33話  セフィル編 6 真実は。

 サイロは黙ったまま何かを考え込んでいた。

 俺はそんなサイロの返事を待つ。本当は急いでブロアを探しに行きたい。

 だけど、サイロは何かを知っている。そう思った。


 ブロアは刺されていなくてもここを今日出ようと思っていた。


 だから俺にも婚約解消を求めた。そして手紙を残していたんだ。


 でも何故今なんだ?


 もし屋敷を出たかったのならもっと早く出られたはず。あれだけ酷い醜聞も否定することなく過ごしてきたブロアが今更嫌だからと逃げるわけがない。


 何かきっかけがあったはず。それを知っているのはサイロ。そしてサイロがまだこの屋敷に留まっていると言うことは、ブロアはそこまで酷い傷ではないと言うことなのか?


 そう思いながらも焦ったくてイライラする。


 そしてやっとサイロが口を開いた。


「あなたがお嬢を追うなら追えばいい。探してみればいい。探せるものなら」


「サイロは探さないのか?ブロアが探すなと言うから探さないのか?」


「俺はまだこの屋敷でやらなければいけない仕事が残っています。それがお嬢のためになるなら探すよりも先に終わらせます」


「わかった、とりあえず俺はブロアの主治医のところへ行ってみるよ」


 俺は馬に乗り、急いでブロアの主治医のところへ行った。


 やはり主治医と庭師のヨゼフと共に姿を消していた。残されていた主治医の先生の息子がブロアは怪我はしているが無事だと言ってくれたので安心した。


 ーーこの時はブロアが手術をして傷を縫っていたなんて知らなかった。


「父はブロア様の容態が心配で付き添いました。しばらくは帰ってこないでしょう」


「行き先は?何か言い残したこととかそれらしいことは言ってませんでしたか?」


「……ブロア様のために連れて行ってやりたいと言ってました」


「どこに?」


「さあ、それはわかりませんがお嬢様の思い出のためだと言ってました」


「思い出のため?」


 俺はブロアと会った時どんな話をしただろう。


 自分の話ばかりをしていた気がする。彼女が話題作りに俺の好きな騎士の話や剣術のことを振ってくれるのでついそんな話ばかりしていた。


 時折り俺が彼女に話しを振ると、困ったように笑って


「わたくしには趣味も得意なものもありませんの」と寂しそうに答えるだけだった。


 あれだけの重要な仕事を一人でこなしていたブロア様が得意なものがないなんて……そう思ったけど考えてみたらブロアはいつもつまらなさそうにしていた。

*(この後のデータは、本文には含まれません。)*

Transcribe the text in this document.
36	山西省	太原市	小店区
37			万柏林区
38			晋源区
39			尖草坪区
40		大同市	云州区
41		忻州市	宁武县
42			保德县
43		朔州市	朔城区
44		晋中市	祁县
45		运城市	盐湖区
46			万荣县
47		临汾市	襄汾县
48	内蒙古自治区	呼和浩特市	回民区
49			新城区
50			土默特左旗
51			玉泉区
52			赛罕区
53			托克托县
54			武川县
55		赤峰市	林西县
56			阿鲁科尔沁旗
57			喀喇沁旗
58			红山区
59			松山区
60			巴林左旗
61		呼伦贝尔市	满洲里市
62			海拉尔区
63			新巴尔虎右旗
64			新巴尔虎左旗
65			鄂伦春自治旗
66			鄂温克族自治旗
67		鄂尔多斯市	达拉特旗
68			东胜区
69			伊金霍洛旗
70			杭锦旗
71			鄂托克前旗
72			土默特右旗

 俺といることがつまらないと言うより生きていること自体がつまらなさそうに見えた。


 話すのが苦手な俺はどうしたらいいのか分からずただ彼女には花を贈る。


 ほんの少しだけ花に意味を込めて。


 必ず花束に赤い薔薇。

 オレンジ色のカーネーションやブルースター

 それにアネモネやストックなど、その時々の季節の花を必ず入れて花束を作っていた。


『わかりやすい方がいいと思う』

 昔からの友人に言葉で示した方がいいと何度も言われた。それができるならしていた。


 年下で爵位は下。なんの取り柄もなく騎士団長になれると打算でブロアと結婚しようとしていると思われている俺。


 そんな俺がずっと好きだったなんて言えるわけがないし信じてもらえるわけもない。向こうは俺のことなんて婚約するまで存在すら知らなかっただろう。

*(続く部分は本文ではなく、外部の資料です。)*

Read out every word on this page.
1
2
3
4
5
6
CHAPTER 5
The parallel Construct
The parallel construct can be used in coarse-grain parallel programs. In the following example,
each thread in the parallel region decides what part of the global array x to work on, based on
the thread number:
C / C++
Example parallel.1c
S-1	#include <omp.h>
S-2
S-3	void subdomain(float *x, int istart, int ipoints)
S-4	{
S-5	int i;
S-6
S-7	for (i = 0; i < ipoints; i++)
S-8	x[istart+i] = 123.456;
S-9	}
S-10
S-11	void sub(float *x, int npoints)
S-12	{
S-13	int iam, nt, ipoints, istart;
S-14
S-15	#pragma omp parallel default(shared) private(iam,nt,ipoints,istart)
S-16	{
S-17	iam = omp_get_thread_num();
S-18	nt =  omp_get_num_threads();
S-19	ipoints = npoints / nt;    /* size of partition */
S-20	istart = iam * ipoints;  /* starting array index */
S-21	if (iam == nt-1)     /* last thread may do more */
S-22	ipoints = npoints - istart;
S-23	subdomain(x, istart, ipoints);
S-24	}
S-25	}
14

 初めての顔合わせでも彼女は『初めまして』と微笑んだ。俺の顔を覚えてもらえていなかったと内心がっかりしながらもそれでも俺を知ってほしいなんてつい思ってしまった。話すことが苦手なのに。


 それでも彼女との会話を必死で思い出す。何かなかったか。彼女が行きたそうなところを必死で思い出す。



 そう言えば二人で食事をしている時に魚料理の時に『珍しいお魚ね』と美味しそうに彼女が食べていた。


 シェフが俺たちの席に挨拶に来て、魚の説明をしてくれた。


『この魚は海で獲れたものです。なかなかこの国では海の魚が運ばれることはないのですが、たくさんの氷を詰めて早馬でこの王都に届けてくれたんです。湖や川の魚のように焼いて食べるだけではなく蒸したり煮たり揚げたりといろんな料理を作ることができるんです』


 そんな話を真剣に聞いていたブロアは

「海の魚……この魚は海に住んでいたのね。広い海を自由に泳いでいたのね……一度でいいから見てみたいわ」

 目を輝かせてシェフと楽しそうに話していたことを思い出した。